In [7]:
from sklearn.feature_extraction.text import TfidfVectorizer
from sklearn.linear_model import LogisticRegression
from sklearn.svm import SVC
from xgboost import XGBClassifier
from sklearn.model_selection import GridSearchCV, train_test_split, cross_val_score
from sklearn.metrics import accuracy_score
import os

# Шаг 1. Загрузка данных
def load_data(directory):
    reviews = []
    labels = []
    for label in ['pos', 'neg']:
        folder = os.path.join(directory, label)
        for file in os.listdir(folder):
            with open(os.path.join(folder, file), 'r', encoding='utf-8') as f:
                reviews.append(f.read())
                labels.append(1 if label == 'pos' else 0)
    return reviews, labels

train_dir = 'train'
test_dir = 'test'

train_reviews, train_labels = load_data(train_dir)
test_reviews, test_labels = load_data(test_dir)

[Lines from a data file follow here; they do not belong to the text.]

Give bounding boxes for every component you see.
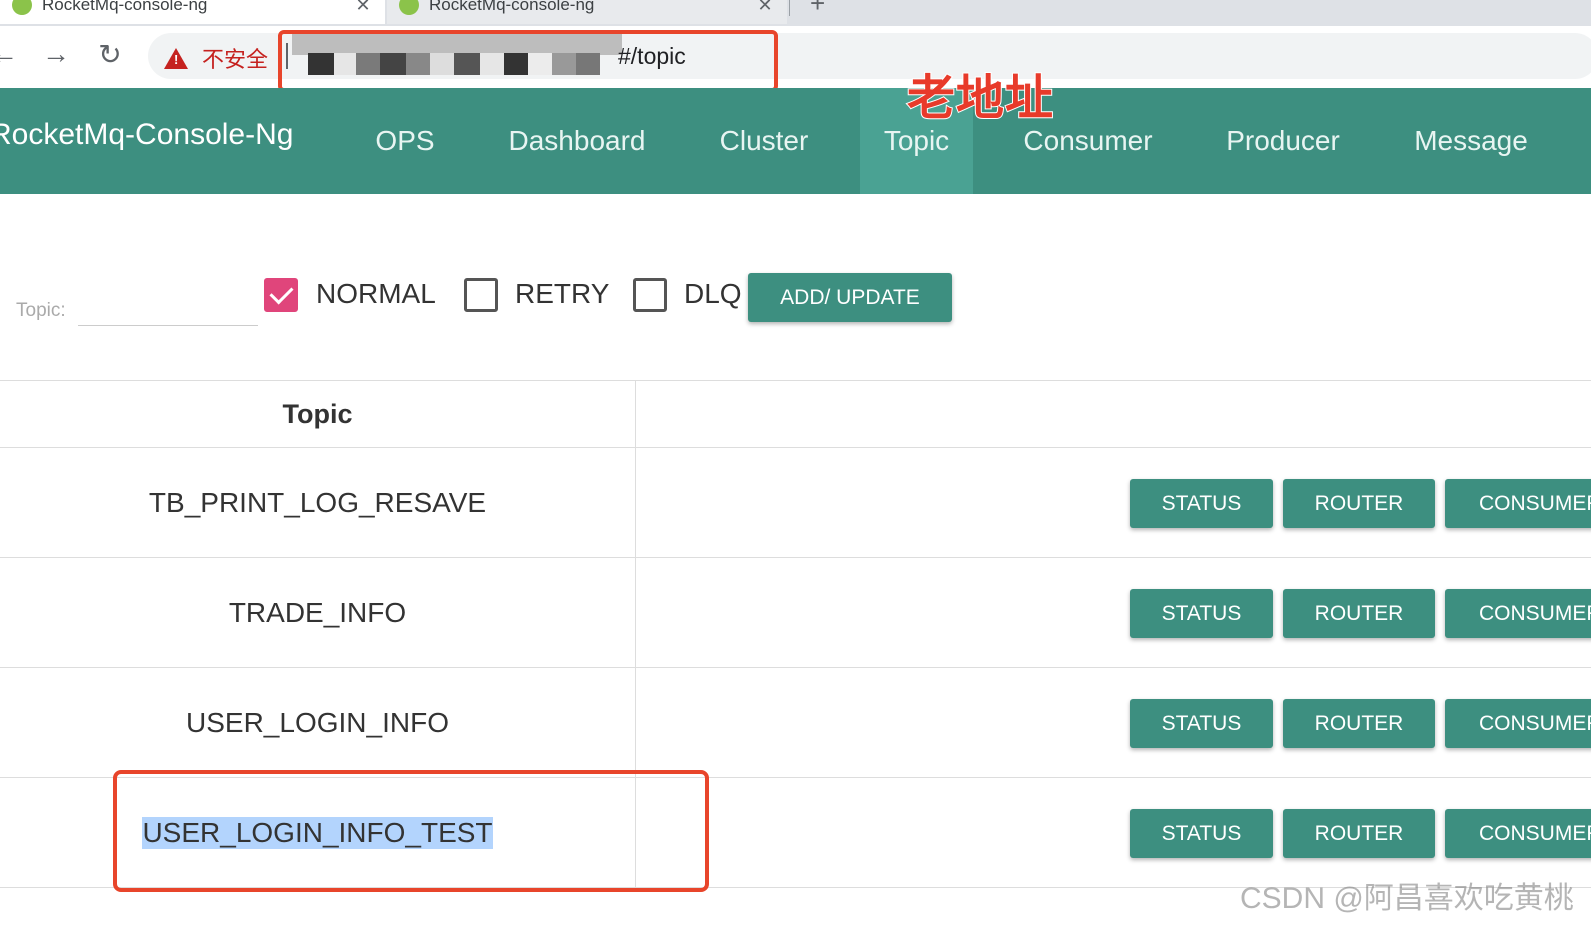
consumer-button[interactable]: CONSUMER bbox=[1445, 809, 1591, 858]
dlq-checkbox[interactable] bbox=[633, 278, 667, 312]
consumer-button[interactable]: CONSUMER bbox=[1445, 699, 1591, 748]
topic-filter-input[interactable] bbox=[78, 290, 258, 326]
spring-leaf-icon bbox=[12, 0, 32, 15]
close-icon[interactable]: ✕ bbox=[753, 0, 777, 16]
router-button[interactable]: ROUTER bbox=[1283, 809, 1435, 858]
consumer-button[interactable]: CONSUMER bbox=[1445, 479, 1591, 528]
nav-item-cluster[interactable]: Cluster bbox=[704, 88, 824, 194]
topic-cell: TRADE_INFO bbox=[0, 558, 636, 667]
consumer-button[interactable]: CONSUMER bbox=[1445, 589, 1591, 638]
retry-checkbox[interactable] bbox=[464, 278, 498, 312]
browser-tab[interactable]: RocketMq-console-ng ✕ bbox=[387, 0, 787, 24]
topic-name: TRADE_INFO bbox=[228, 596, 407, 628]
back-arrow-icon[interactable]: ← bbox=[0, 36, 22, 72]
nav-item-ops[interactable]: OPS bbox=[362, 88, 448, 194]
router-button[interactable]: ROUTER bbox=[1283, 479, 1435, 528]
browser-toolbar: ← → ↻ 不安全 #/topic bbox=[0, 26, 1591, 88]
column-header-topic: Topic bbox=[0, 381, 636, 448]
nav-item-producer[interactable]: Producer bbox=[1210, 88, 1356, 194]
tab-title: RocketMq-console-ng bbox=[429, 0, 595, 14]
reload-icon[interactable]: ↻ bbox=[92, 36, 128, 72]
add-update-button[interactable]: ADD/ UPDATE bbox=[748, 273, 952, 322]
table-row: TB_PRINT_LOG_RESAVE STATUS ROUTER CONSUM… bbox=[0, 448, 1591, 558]
nav-item-message[interactable]: Message bbox=[1396, 88, 1546, 194]
router-button[interactable]: ROUTER bbox=[1283, 699, 1435, 748]
url-highlight-box bbox=[278, 30, 778, 92]
status-button[interactable]: STATUS bbox=[1130, 479, 1273, 528]
nav-item-dashboard[interactable]: Dashboard bbox=[488, 88, 666, 194]
spring-leaf-icon bbox=[399, 0, 419, 15]
topic-name: USER_LOGIN_INFO bbox=[186, 706, 449, 738]
forward-arrow-icon[interactable]: → bbox=[38, 36, 74, 72]
topic-highlight-box bbox=[113, 770, 709, 892]
app-brand[interactable]: RocketMq-Console-Ng bbox=[0, 118, 293, 152]
status-button[interactable]: STATUS bbox=[1130, 589, 1273, 638]
close-icon[interactable]: ✕ bbox=[351, 0, 375, 16]
normal-checkbox-label[interactable]: NORMAL bbox=[316, 278, 436, 310]
warning-icon bbox=[164, 47, 188, 69]
router-button[interactable]: ROUTER bbox=[1283, 589, 1435, 638]
watermark: CSDN @阿昌喜欢吃黄桃 bbox=[1240, 882, 1574, 915]
retry-checkbox-label[interactable]: RETRY bbox=[515, 278, 609, 310]
dlq-checkbox-label[interactable]: DLQ bbox=[684, 278, 742, 310]
table-header: Topic bbox=[0, 380, 1591, 448]
new-tab-icon[interactable]: + bbox=[810, 0, 825, 19]
tab-title: RocketMq-console-ng bbox=[42, 0, 208, 14]
tab-divider bbox=[789, 0, 790, 16]
table-row: USER_LOGIN_INFO STATUS ROUTER CONSUMER bbox=[0, 668, 1591, 778]
topic-filter-label: Topic: bbox=[16, 300, 66, 321]
browser-tab-strip: RocketMq-console-ng ✕ RocketMq-console-n… bbox=[0, 0, 1591, 26]
status-button[interactable]: STATUS bbox=[1130, 699, 1273, 748]
status-button[interactable]: STATUS bbox=[1130, 809, 1273, 858]
browser-tab-active[interactable]: RocketMq-console-ng ✕ bbox=[0, 0, 385, 24]
topic-filter-bar: Topic: NORMAL RETRY DLQ ADD/ UPDATE bbox=[0, 250, 1591, 340]
normal-checkbox[interactable] bbox=[264, 278, 298, 312]
app-navbar: RocketMq-Console-Ng OPS Dashboard Cluste… bbox=[0, 88, 1591, 194]
table-row: TRADE_INFO STATUS ROUTER CONSUMER bbox=[0, 558, 1591, 668]
security-label: 不安全 bbox=[202, 47, 269, 72]
topic-name: TB_PRINT_LOG_RESAVE bbox=[148, 486, 487, 518]
topic-cell: USER_LOGIN_INFO bbox=[0, 668, 636, 777]
security-indicator[interactable]: 不安全 bbox=[164, 42, 268, 74]
annotation-label: 老地址 bbox=[906, 71, 1055, 126]
topic-cell: TB_PRINT_LOG_RESAVE bbox=[0, 448, 636, 557]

# Шаг 2. Векторизация текста
vectorizer = TfidfVectorizer(stop_words='english', max_features=10000, ngram_range=(1, 3), min_df=5, max_df=0.7)
X_train = vectorizer.fit_transform(train_reviews)
X_test = vectorizer.transform(test_reviews)

# Шаг 3. Логистическая регрессия с GridSearchCV
param_grid_logreg = {
    'C': [0.1, 1, 10],
    'max_iter': [100, 200],
    'penalty': ['l2'],
    'solver': ['liblinear'],
    'class_weight': ['balanced']
}

logreg = LogisticRegression()
grid_search_logreg = GridSearchCV(logreg, param_grid_logreg, cv=5, scoring='accuracy', n_jobs=-1)
grid_search_logreg.fit(X_train, train_labels)

best_logreg_model = grid_search_logreg.best_estimator_
logreg_predictions = best_logreg_model.predict(X_test)

print(f'Best parameters for Logistic Regression: {grid_search_logreg.best_params_}')
print(f'Accuracy with Logistic Regression: {accuracy_score(test_labels, logreg_predictions)}')


Best parameters for Logistic Regression: {'C': 1, 'class_weight': 'balanced', 'max_iter': 100, 'penalty': 'l2', 'solver': 'liblinear'}
Accuracy with Logistic Regression: 0.88128


In [9]:
import joblib

# Сохранение модели
joblib.dump(best_logreg_model, 'model.pkl')

# Сохранение векторизатора
joblib.dump(vectorizer, 'vectorizer.pkl')

['vectorizer.pkl']